A series of the Ashes played in 1932-33 when England was touring Australia and the fear of Sir Donald Bradman scoring a large chunk of the runs for Australia was haunting them. Douglas Jardine who was captaining England on that tour decided to use the prominent leg theory of that era which had 7 fielders on the leg side plus. The keeper and the bowler made it 9. Only 2 fielders were placed on the offside. This theory was said to have the majority of the fielders on the leg side and the bowler was instructed to bowl the line of the body which meant the ball was supposed to be between the middle and leg stump and short enough to rise to the hight of the chest or above. Harold Larwood who was the fastest bowler of that time was Douglas’s best and most lethal weapon, he was told to make the ball rise up to a level where Bradman had no way of playing it. If he was to play it he would end up popping it into a fielder’s hand and ifs he was to leave it he would get hit on the face. This tactic was heavily criticized by everyone and some of the English. Bowlers even went against Jardine by not bowling to his desired field.

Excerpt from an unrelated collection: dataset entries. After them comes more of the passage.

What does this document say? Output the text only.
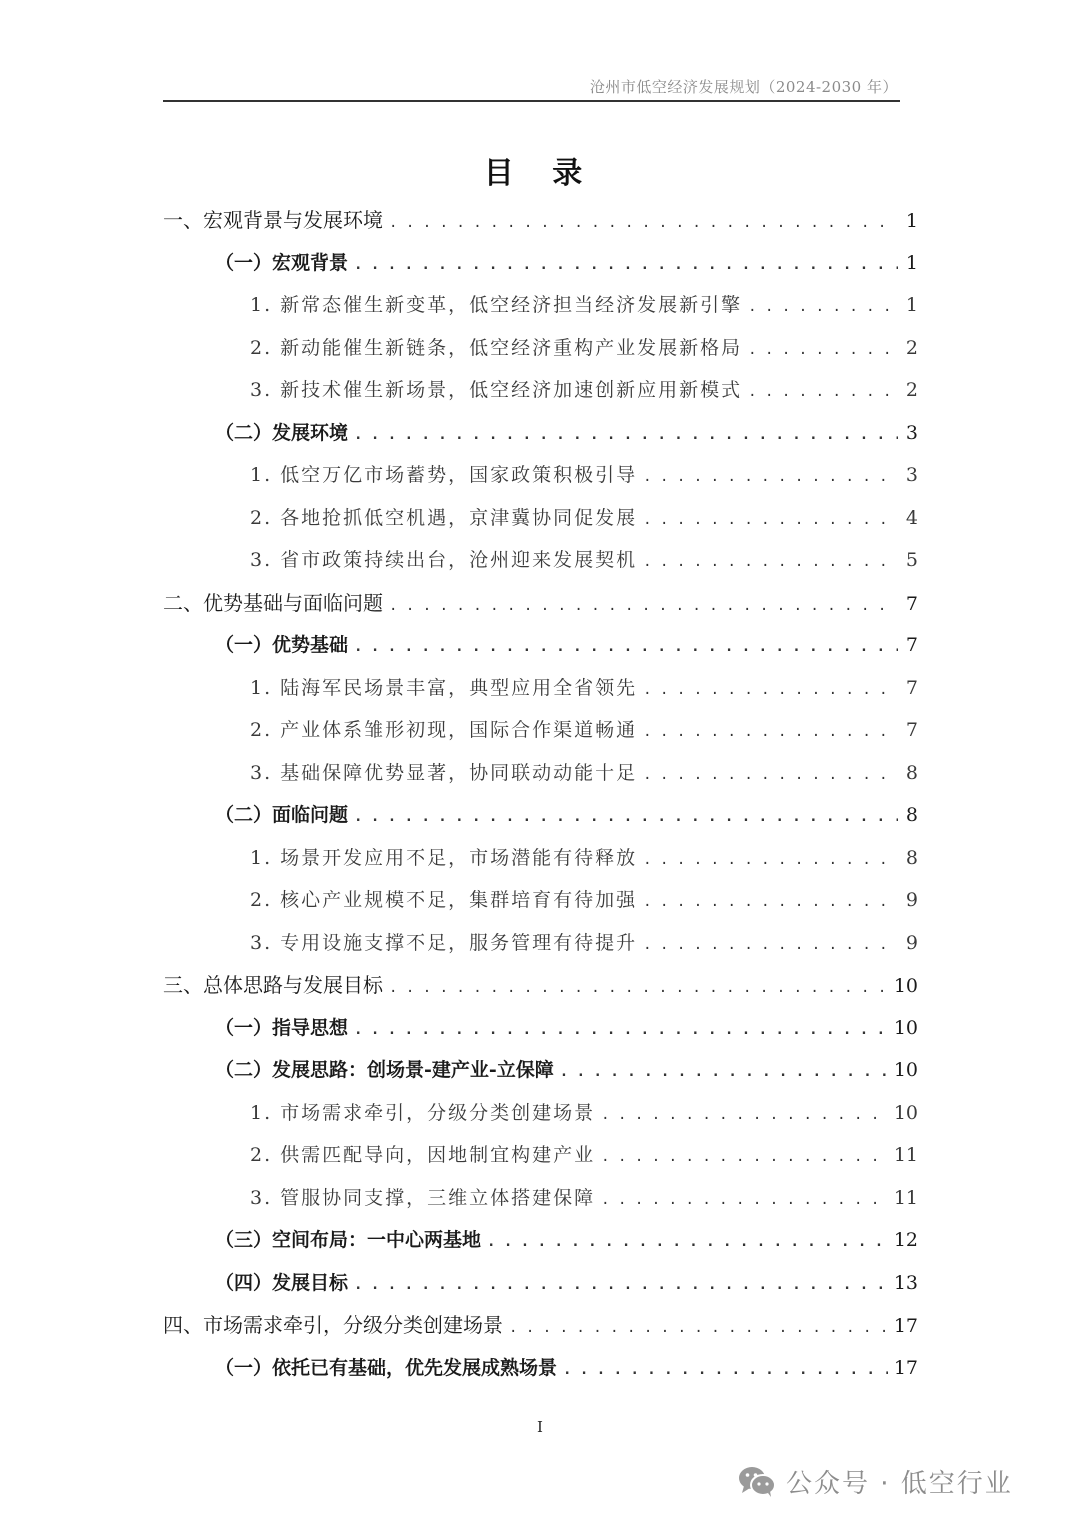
沧州市低空经济发展规划（2024-2030 年）
目 录
一、宏观背景与发展环境 . . .	1
（一）宏观背景 . . .	1
1. 新常态催生新变革，低空经济担当经济发展新引擎 . . .	1
2. 新动能催生新链条，低空经济重构产业发展新格局 . . .	2
3. 新技术催生新场景，低空经济加速创新应用新模式 . . .	2
（二）发展环境 . . .	3
1. 低空万亿市场蓄势，国家政策积极引导 . . .	3
2. 各地抢抓低空机遇，京津冀协同促发展 . . .	4
3. 省市政策持续出台，沧州迎来发展契机 . . .	5
二、优势基础与面临问题 . . .	7
（一）优势基础 . . .	7
1. 陆海军民场景丰富，典型应用全省领先 . . .	7
2. 产业体系雏形初现，国际合作渠道畅通 . . .	7
3. 基础保障优势显著，协同联动动能十足 . . .	8
（二）面临问题 . . .	8
1. 场景开发应用不足，市场潜能有待释放 . . .	8
2. 核心产业规模不足，集群培育有待加强 . . .	9
3. 专用设施支撑不足，服务管理有待提升 . . .	9
三、总体思路与发展目标 . . .	10
（一）指导思想 . . .	10
（二）发展思路：创场景-建产业-立保障 . . .	10
1. 市场需求牵引，分级分类创建场景 . . .	10
2. 供需匹配导向，因地制宜构建产业 . . .	11
3. 管服协同支撑，三维立体搭建保障 . . .	11
（三）空间布局：一中心两基地 . . .	12
（四）发展目标 . . .	13
四、市场需求牵引，分级分类创建场景 . . .	17
（一）依托已有基础，优先发展成熟场景 . . .	17
I
公众号 · 低空行业
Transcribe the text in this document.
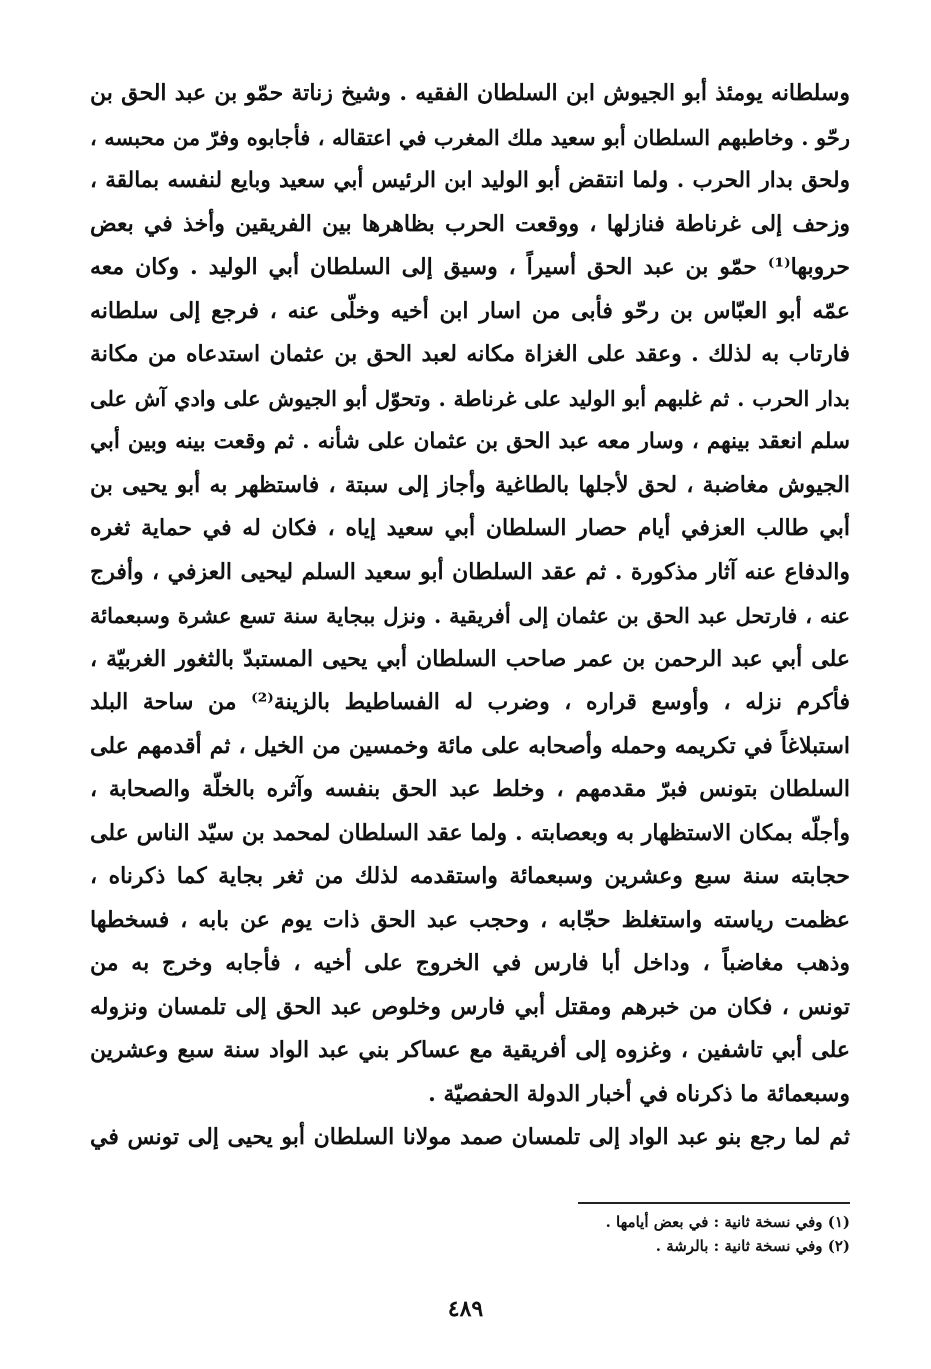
وسلطانه يومئذ أبو الجيوش ابن السلطان الفقيه . وشيخ زناتة حمّو بن عبد الحق بن
رحّو . وخاطبهم السلطان أبو سعيد ملك المغرب في اعتقاله ، فأجابوه وفرّ من محبسه ،
ولحق بدار الحرب . ولما انتقض أبو الوليد ابن الرئيس أبي سعيد وبايع لنفسه بمالقة ،
وزحف إلى غرناطة فنازلها ، ووقعت الحرب بظاهرها بين الفريقين وأخذ في بعض
حروبها⁽¹⁾ حمّو بن عبد الحق أسيراً ، وسيق إلى السلطان أبي الوليد . وكان معه
عمّه أبو العبّاس بن رحّو فأبى من اسار ابن أخيه وخلّى عنه ، فرجع إلى سلطانه
فارتاب به لذلك . وعقد على الغزاة مكانه لعبد الحق بن عثمان استدعاه من مكانة
بدار الحرب . ثم غلبهم أبو الوليد على غرناطة . وتحوّل أبو الجيوش على وادي آش على
سلم انعقد بينهم ، وسار معه عبد الحق بن عثمان على شأنه . ثم وقعت بينه وبين أبي
الجيوش مغاضبة ، لحق لأجلها بالطاغية وأجاز إلى سبتة ، فاستظهر به أبو يحيى بن
أبي طالب العزفي أيام حصار السلطان أبي سعيد إياه ، فكان له في حماية ثغره
والدفاع عنه آثار مذكورة . ثم عقد السلطان أبو سعيد السلم ليحيى العزفي ، وأفرج
عنه ، فارتحل عبد الحق بن عثمان إلى أفريقية . ونزل ببجاية سنة تسع عشرة وسبعمائة
على أبي عبد الرحمن بن عمر صاحب السلطان أبي يحيى المستبدّ بالثغور الغربيّة ،
فأكرم نزله ، وأوسع قراره ، وضرب له الفساطيط بالزينة⁽²⁾ من ساحة البلد
استبلاغاً في تكريمه وحمله وأصحابه على مائة وخمسين من الخيل ، ثم أقدمهم على
السلطان بتونس فبرّ مقدمهم ، وخلط عبد الحق بنفسه وآثره بالخلّة والصحابة ،
وأجلّه بمكان الاستظهار به وبعصابته . ولما عقد السلطان لمحمد بن سيّد الناس على
حجابته سنة سبع وعشرين وسبعمائة واستقدمه لذلك من ثغر بجاية كما ذكرناه ،
عظمت رياسته واستغلظ حجّابه ، وحجب عبد الحق ذات يوم عن بابه ، فسخطها
وذهب مغاضباً ، وداخل أبا فارس في الخروج على أخيه ، فأجابه وخرج به من
تونس ، فكان من خبرهم ومقتل أبي فارس وخلوص عبد الحق إلى تلمسان ونزوله
على أبي تاشفين ، وغزوه إلى أفريقية مع عساكر بني عبد الواد سنة سبع وعشرين
وسبعمائة ما ذكرناه في أخبار الدولة الحفصيّة .
ثم لما رجع بنو عبد الواد إلى تلمسان صمد مولانا السلطان أبو يحيى إلى تونس في
(١) وفي نسخة ثانية : في بعض أيامها .
(٢) وفي نسخة ثانية : بالرشة .
٤٨٩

Before the five-match test series began, there was a three-day practice match in which Jardine decided not to play, as he wanted to spectate how Bradman dealt with this tactic. He instructed his vice-captain to let the fast bowlers to set their own field without questioning them. During the practice match, Larwood injured Bradman so hard that he was unfit to play the first test. England emerged victorious in the first test while the Australians fought back hard to win the second test. The worst blow in the series came in the third test where Larwood hit O’Brien with a bouncer right on his head which ended up cracking his skull and unfortunately killing him. This incident lead to a huge outrage in the people and as a result, they burnt the flag of England.
There were no restrictions on the number of bouncers at that time that’s why the umpires could not intervene. After O’Brien was hit, the Australian captain Woodfull went unto the manager Percy, of the English team and told him that the English were not playing cricket but fighting a war against them but got no support as there was an internal problem between Jardine and Percy itself. Percy was against the tactics Jardine used but was not able to stop him. The Australian cricket board tased a complaint to the MCC about the English using unfaithful cricketing tactics to win the series but the MCC replied by saying that they had full confidence in their captain, team, and manager. The Australian board was forced to remove the word unsportsmanlike from the complaint and the team had to continue facing BODY-LINE. The English won that series 4-1 and regained the Ashes but that victory was counted as a victory without honor. After the tour finished the MCC banned the use of Body-line. Harold Larwood and Douglas Jardine were never allowed to play for England again.